Smart policies for Smartphones: Acceptable Online Activities During Work Hours
I'm in Seoul, South Korea, this week for a Global e-Government Forum. Seoul is 13 hours ahead of Washington, DC, so for more than half the day, it's tomorrow. But that's not the only way that Seoul is in the future. The smell of kimchi mixes with the omnipresent electronica of smartphone rings and tablet notifications. The Samsung building is visible from my hotel room, and its logo appears on at a majority of devices I've seen in this city. I've learned that this country is home to nearly 50 million people and 30 million smartphones, about ten percent higher than smartphone usage in the US.
And during their lunch hour, the Koreans I've seen are using their mobile devices to share on social media, just like their American counterparts, and this brings up a tricky problem both for employees and employers. The best way to illustrate the problem is to go back in time, not just 13 hours, but, say, 20 years.
Twenty years ago, there was a clear delineation between professional and personal activities. If a man called into a radio show at 10:30 in the morning and vented his spleen, chances were he was on work time and using a work phone, so his employer could rightfully ask him not to do that again. If, however, a woman was on her lunch break, and she taped a sign to a bulletin board outside her neighborhood market inviting people to a clam bake at her church, her employer would have little reason to object (if it knew about the activity at all). And if any employee had taken a quick break to return a toaster and while at the store, got into an argument with another person in line who loved that toaster, and harsh words were exchanged, would it reflect on the employer?
Now: enter mobile devices and social media.
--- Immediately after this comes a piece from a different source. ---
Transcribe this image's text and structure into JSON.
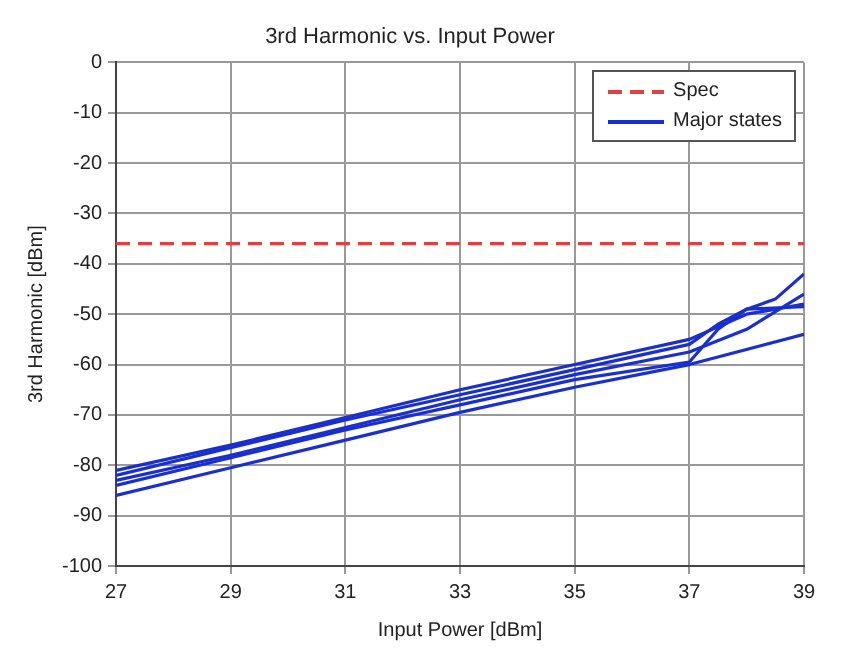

Using a smartphone, any professional, like any of the Koreans I saw walking by the 14th-century Dongdaemun Gate, could post comments to a blog at 10:30 am, invite friends (or the public) to a clam bake (or a political fundraiser), or rail against a product and call its fans hucksters, shills, dupes, or worse. And because people may use public forums, employers cannot always simply ignore the behavior.
Like it or not, certain professionals, and certainly government employees, are under more scrutiny on social media. Both Slate and National Public Radio have recently run stories that examine what social media activity can (or should) get people fired. Alex Howardand Alice Lipowcz have written specifically about federal employees' use of social media, and touched on the issue of reputation, the latter by way of a quote from me, among others.
IBM has published a social media policy that I think is exemplary for any organization that wants to pursue the dual goals of encouraging employees to engage in social media and protecting the organization's reputation. Some of the key components are:
- [Remember] that what you publish will be public for a long time—protect your privacy and take care to understand a site's terms of service.
- If you publish content online relevant to IBM in your personal capacity use a disclaimer such as this: "The postings on this site are my own and don't necessarily represent IBM's positions, strategies or opinions."
- Respect copyright, fair use and financial disclosure laws.
- Respect your audience. Don't use ethnic slurs, personal insults, obscenity, or engage in any conduct that would not be acceptable in IBM's workplace. You should also show proper consideration for others' privacy and for topics that may be considered objectionable or inflammatory—such as politics and religion.
- Be aware of your association with IBM in online social networks. If you identify yourself as an IBMer, ensure your profile and related content is consistent with how you wish to present yourself with colleagues and clients.
- Don't pick fights, be the first to correct your own mistakes.
- Try to add value. Provide worthwhile information and perspective. IBM's brand is best represented by its people and what you publish may reflect on IBM's brand.
Implicit in these policies, and explicit elsewhere in the guidelines, is that there is value as well as risk to the organization for its people to engage in social media.
The primacy of policy
The importance of developing a comprehensive policy for employees' use of their personal connectivity devices cannot be understated. The proliferation of mobile devices nearly ensures that employees will have unfettered access to the Web, so technological approaches to security can go only so far. That's why it is imperative for leadership to communicate to all employees that they are responsible for their own role in protecting the organization's data, networks and computers; managing their own productivity; and maintaining the organization's reputation.
As the US catches up to South Korea, and smartphones continue to find their ways into more and more pockets, these issues will become only more pressing.